EtherCat on Teensy 4.1?

blazini36

Active member
I've seen a few posts from a couple years ago but nothing with much info. I've seen some projects using an Arduino and this ethercat shield:
https://www.bausano.net/en/hardware/easycat.html

It seems like it would be a hell of alot cheaper and probably better to just use a Teensy 4.1 especially if it's already using a custom PCB, then only a magjack is required. I have no idea how this actually works, I'm assuming it would just require porting the library?
 
I'm assuming it would just require porting the library?
Had a quick look at the EasyCAT shield and related library. The shield uses a Microchip LAN9252 EtherCAT device controller, not a 'standard' Ethernet controller.
I assume that the LAN9252 chip probably takes care of the EtherCAT protocol processing, so that is something you need to implement as well when going for a Teensy 4.1 with Ethernet & MagJack.

Paul
 
Yeah, I've been digging into it since yesterday and EtherCAT works a bit differently than I thought it did. The master can run on a standard ethernet port with just some software. The slaves need an EtherCAT Slave Controller or ESC. The ESC has the 2 ethernet PHYs built in and the slave protocol is built into the ESC. They all seem to communicate via SPI with the with the MCU. The slave I presume can't be implemented in software, just ASIC or FPGA.

Looking at that EasyCAT shield info, when it's attached to an STM Nucleo it uses MBed code which they have the source on the MBed site. I'm a little confused as to how it would work with a Teensy 4.1 as it is an ARM....but it uses Arduino. MBed OS looks like it's been ported but nobody really talks about it here so I don't know whether the Arduino stuff or MBed stuff would be useable.

I don't specifically want to use that shield as for 1 it's hard to obtain in the US and for 2 the form factor doesn't really work with what I'm trying to do.
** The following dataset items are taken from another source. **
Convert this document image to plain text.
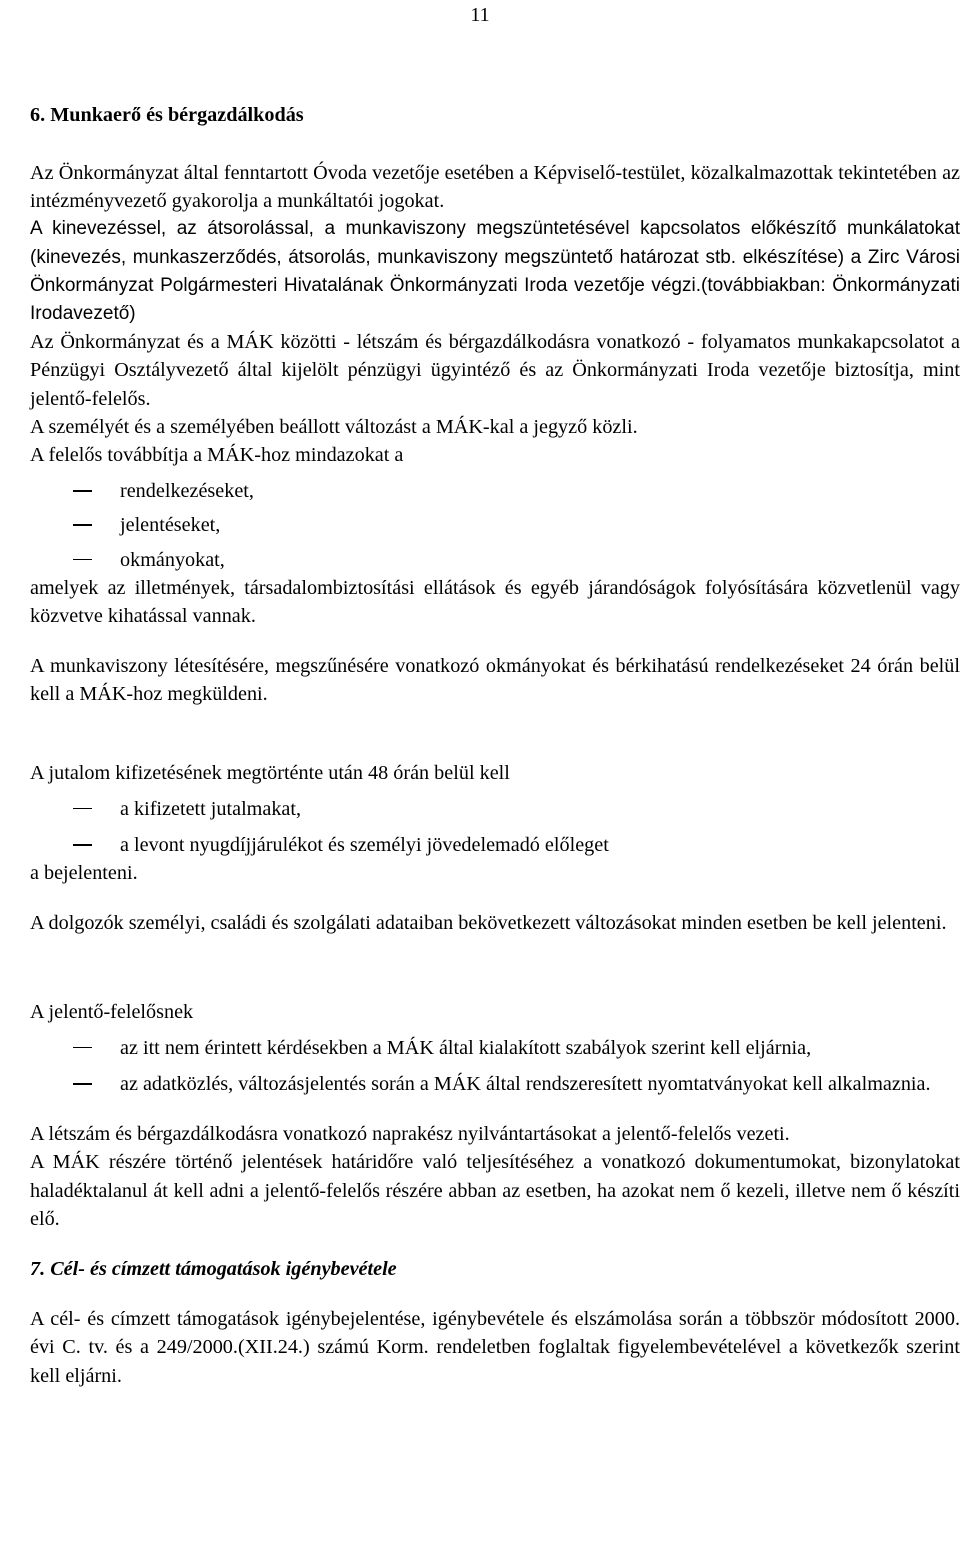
11
6. Munkaerő és bérgazdálkodás

Az Önkormányzat által fenntartott Óvoda vezetője esetében a Képviselő-testület, közalkalmazottak tekintetében az intézményvezető gyakorolja a munkáltatói jogokat.

A kinevezéssel, az átsorolással, a munkaviszony megszüntetésével kapcsolatos előkészítő munkálatokat (kinevezés, munkaszerződés, átsorolás, munkaviszony megszüntető határozat stb. elkészítése) a Zirc Városi Önkormányzat Polgármesteri Hivatalának Önkormányzati Iroda vezetője végzi.(továbbiakban: Önkormányzati Irodavezető)

Az Önkormányzat és a MÁK közötti - létszám és bérgazdálkodásra vonatkozó - folyamatos munkakapcsolatot a Pénzügyi Osztályvezető által kijelölt pénzügyi ügyintéző és az Önkormányzati Iroda vezetője biztosítja, mint jelentő-felelős.

A személyét és a személyében beállott változást a MÁK-kal a jegyző közli.

A felelős továbbítja a MÁK-hoz mindazokat a

rendelkezéseket,
jelentéseket,
okmányokat,

amelyek az illetmények, társadalombiztosítási ellátások és egyéb járandóságok folyósítására közvetlenül vagy közvetve kihatással vannak.

A munkaviszony létesítésére, megszűnésére vonatkozó okmányokat és bérkihatású rendelkezéseket 24 órán belül kell a MÁK-hoz megküldeni.

A jutalom kifizetésének megtörténte után 48 órán belül kell

a kifizetett jutalmakat,
a levont nyugdíjjárulékot és személyi jövedelemadó előleget

a bejelenteni.

A dolgozók személyi, családi és szolgálati adataiban bekövetkezett változásokat minden esetben be kell jelenteni.

A jelentő-felelősnek

az itt nem érintett kérdésekben a MÁK által kialakított szabályok szerint kell eljárnia,
az adatközlés, változásjelentés során a MÁK által rendszeresített nyomtatványokat kell alkalmaznia.

A létszám és bérgazdálkodásra vonatkozó naprakész nyilvántartásokat a jelentő-felelős vezeti.

A MÁK részére történő jelentések határidőre való teljesítéséhez a vonatkozó dokumentumokat, bizonylatokat haladéktalanul át kell adni a jelentő-felelős részére abban az esetben, ha azokat nem ő kezeli, illetve nem ő készíti elő.

7. Cél- és címzett támogatások igénybevétele

A cél- és címzett támogatások igénybejelentése, igénybevétele és elszámolása során a többször módosított 2000. évi C. tv. és a 249/2000.(XII.24.) számú Korm. rendeletben foglaltak figyelembevételével a következők szerint kell eljárni.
I'm sure I could manage getting the LAN9252 going on my Teensy Carrier PCB, I just don't wanna deal with the software too much as I don't do code lol.
 
I'm sure I could manage getting the LAN9252 going on my Teensy Carrier PCB, I just don't wanna deal with the software too much as I don't do code lol.
Getting the hardware integrated on your board is probably the easy part, the coding is the part that is harder to accomplish.
You still may want purchase the shield as a reference for the person is doing the actual coding...

Paul
 
I’m not sure if it helps, but the QNEthernet library can do raw Ethernet frames. I’m also making a small update so that the library can be built without any IP support (IPv4, etc., and any protocols built on top), should you not want those features and want a smaller build.

I can’t speak to the real-time nature of the EtherCAT protocol or its timing requirements, and a library would need to be developed, but the current Teensy 4.1 hardware plus Ethernet kit might be a good platform with which to experiment observing the packets, and possibly responding to them to experiment with timing.
 
I’m not sure if it helps, but the QNEthernet library can do raw Ethernet frames. I’m also making a small update so that the library can be built without any IP support (IPv4, etc., and any protocols built on top), should you not want those features and want a smaller build.

I can’t speak to the real-time nature of the EtherCAT protocol or its timing requirements, and a library would need to be developed, but the current Teensy 4.1 hardware plus Ethernet kit might be a good platform with which to experiment observing the packets, and possibly responding to them to experiment with timing
Unfortunately I don't know enough about anything code related to say but I think an ethercat slave device will probably never work in software. I didn't really know the details when I posted this but I just started working on a PCB design using an STM32 and a LAN9252 ESC so I'm a bit more familiar with it now. Besides the timing issues, unless someone figured out how to reverse engineer the protocol "cleanroom" there will be license issues. An ethercat Master can be implemented in software for a Teensy or anything else without issue but the slave EtherCAT license is built into the cost of the IC, or the FPGA IP core so I don't think it can actually be done legally.

One thing that I've always wanted to see was a port of Mesa HM2 to the Teensy. Mesa is a company that makes FPGA motion control cards that are pretty much targeted exclusively at LinuxCNC. The realtime ethernet protocol in that is much simpler. There's been ports to much less capable MCUs, mostly within a project called "Remora" https://github.com/scottalford75/Remora/tree/feature/ethernet

I've never really messed with Remora because it never supported anything I wanted to use, plus I heard the code is kind of a mess. I had asked them about porting to Teensy but they've blown the request off. It's funny because at some point they actually did do some version for a Chinese CNC controller that uses an IMX1052 or 1062 (I forget), but some random purchases of that controller had a different MCU.

Unfortunately the Teensy and LinuxCNC world never came together because it'd be pretty nice to be able to get a custom controller going by just making a BOB and sticking a Teensy in it and just configuring the firmware. Larger controllers would still be better suited for an FPGA card but the Teensy would be pretty capable with smaller builds.